Outside, a chilly Kansas wind whipped Tiger Burgers’ two flags from its tall flagpole, Old Glory and another, a blue one, that said “Trump.” A big blue Kobach campaign bus parked at the curb, while inside the candidates and politicians won applause and cheers from the crowd.

“K-State has tied TCU as I was walking in,” said incumbent Rep. Ken Rahjes, who is running against Stockton Mayor Kim Thomas for the 110th District seat.

“But truly this is all about turnout,” Rahjes said of the Nov. 6 general election as the crowd stood quiet. “If our friends and neighbors don’t vote, it’s going to be a rough two years or four years.”

As other speakers before him had done, Rahjes also stumped for Ellis County Commissioner Barb Wasinger, who is facing off against longtime Rep. Eber Phelps for his 111th District seat.

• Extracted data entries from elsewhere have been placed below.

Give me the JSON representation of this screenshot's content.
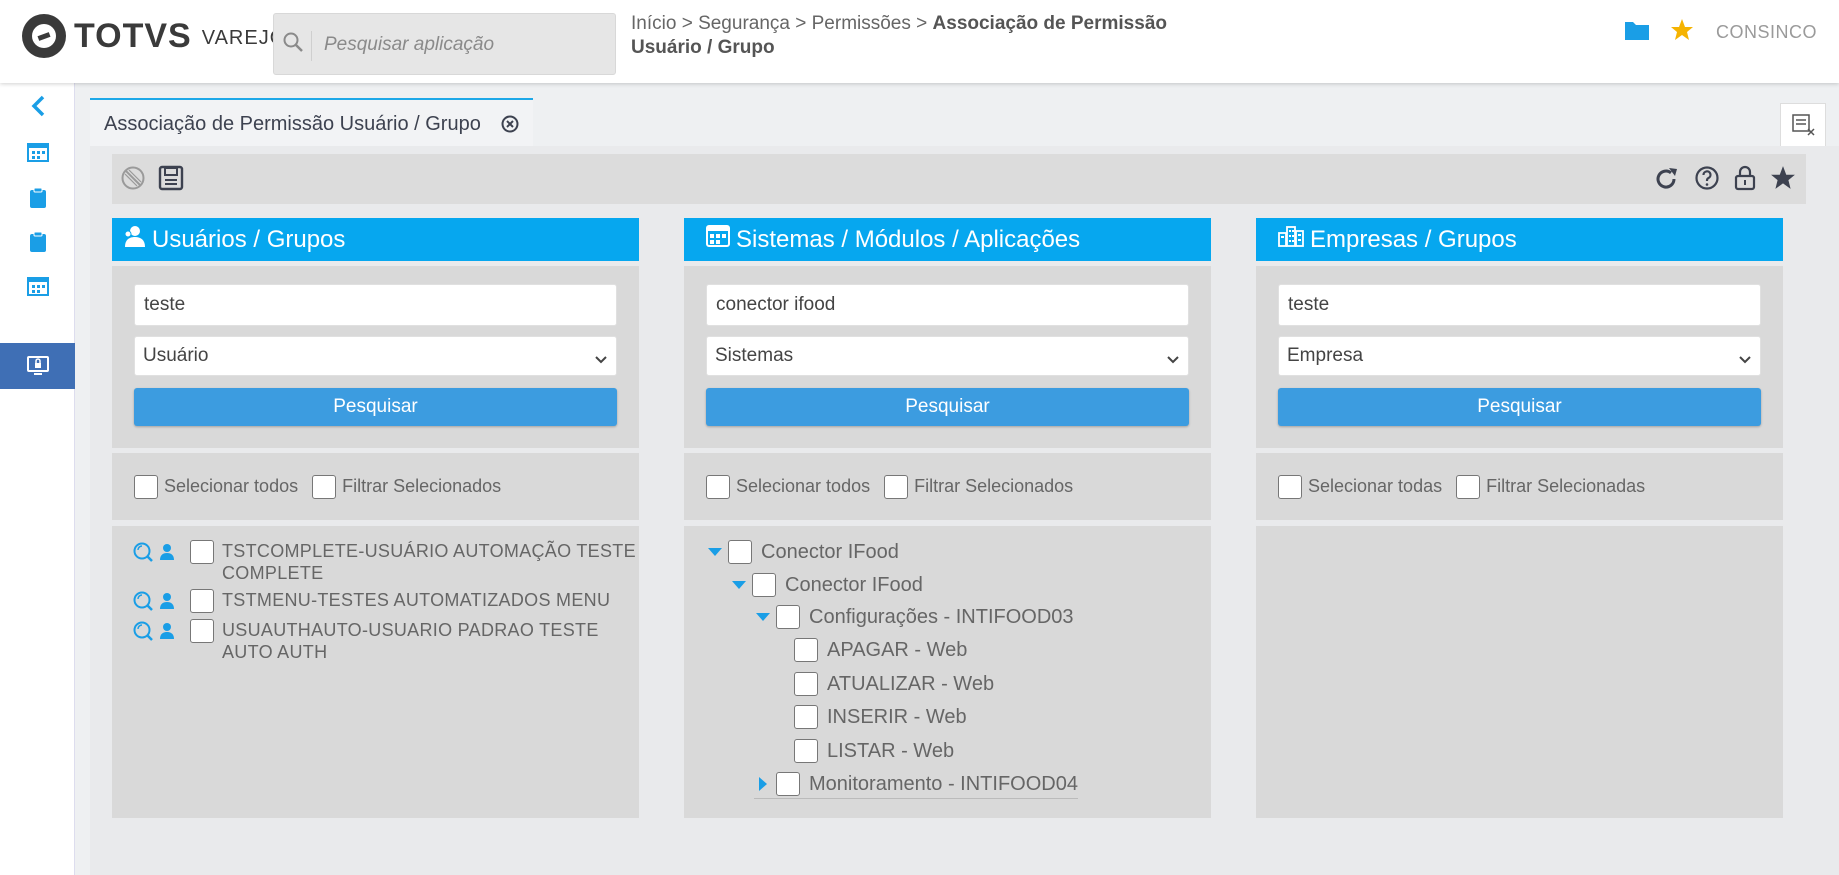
{
  "header": {
    "logo_text": "TOTVS",
    "logo_sub": "VAREJO",
    "search_placeholder": "Pesquisar aplicação",
    "breadcrumb": {
      "part1": "Início > Segurança > Permissões > ",
      "current": "Associação de Permissão Usuário / Grupo"
    },
    "user_name": "CONSINCO"
  },
  "tab": {
    "label": "Associação de Permissão Usuário / Grupo"
  },
  "panels": {
    "users": {
      "title": "Usuários / Grupos",
      "search_value": "teste",
      "select_value": "Usuário",
      "button": "Pesquisar",
      "select_all": "Selecionar todos",
      "filter_selected": "Filtrar Selecionados",
      "items": [
        {
          "label": "TSTCOMPLETE-USUÁRIO AUTOMAÇÃO TESTE COMPLETE"
        },
        {
          "label": "TSTMENU-TESTES AUTOMATIZADOS MENU"
        },
        {
          "label": "USUAUTHAUTO-USUARIO PADRAO TESTE AUTO AUTH"
        }
      ]
    },
    "systems": {
      "title": "Sistemas / Módulos / Aplicações",
      "search_value": "conector ifood",
      "select_value": "Sistemas",
      "button": "Pesquisar",
      "select_all": "Selecionar todos",
      "filter_selected": "Filtrar Selecionados",
      "tree": [
        {
          "label": "Conector IFood"
        },
        {
          "label": "Conector IFood"
        },
        {
          "label": "Configurações - INTIFOOD03"
        },
        {
          "label": "APAGAR - Web"
        },
        {
          "label": "ATUALIZAR - Web"
        },
        {
          "label": "INSERIR - Web"
        },
        {
          "label": "LISTAR - Web"
        },
        {
          "label": "Monitoramento - INTIFOOD04"
        }
      ]
    },
    "companies": {
      "title": "Empresas / Grupos",
      "search_value": "teste",
      "select_value": "Empresa",
      "button": "Pesquisar",
      "select_all": "Selecionar todas",
      "filter_selected": "Filtrar Selecionadas"
    }
  },
  "colors": {
    "accent": "#06a7ef",
    "button": "#3c9ce0",
    "rail_active": "#3f6fb5",
    "star": "#f5b301"
  }
}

“We need Barb in the House,” Rahjes punctuated, as he stood at the front with Wasinger beside him. “We absolutely need Barb in the House.”

The Saturday rally will be energizing for both of them if they make it to Topeka, he indicated.

“But we have to get Barb over the hump,” he said. “One more phone call, one more conversation at church tomorrow. Say, ‘Hey, go out and vote. Vote for Barb. And if you need a ride, I’ll take you.’”

Wasinger approved, piping up with “Vote red!”

“From dog catcher on up,” agreed Cindy Slattery, La Crosse, calling a response from the front row in a Kobach supporter T-shirt.

“The last thing we’re going to do, is the blue wave is going to get stopped by a red wall,” Rahjes continued. “And the Ellis County red wall is going to be strong and tall. And it starts with Barb and goes up. We need a Republican governor folks.”

Colyer also carried the message.

“We need to make sure we get this done up and down the ballot,” he said, adding later in his remarks. “We do need you to get out and get people to vote.”

Kansas Attorney General Derek Schmidt, running this year to keep his office, noted to laughter, “Nobody needs to sleep between now and Tuesday. Just get out and get it done.”

Saying that the candidates were in Ellis County to be on their home turf, Kobach commented they had started the day in Cloud County.

“This part of the state is strong territory for Republicans,” he said. “It’s every vote that you can find. Your friends, your neighbors, whatever, that vote is balancing out a vote in Lawrence, Kansas. We have got to get votes out here.”

Saying the consequences are huge, he said the election is one of stark differences from his rival, Democratic candidate Sen. Laura Kelly.

“It is an election of huge contrasts,” he said. “So we’ve got to win this thing.”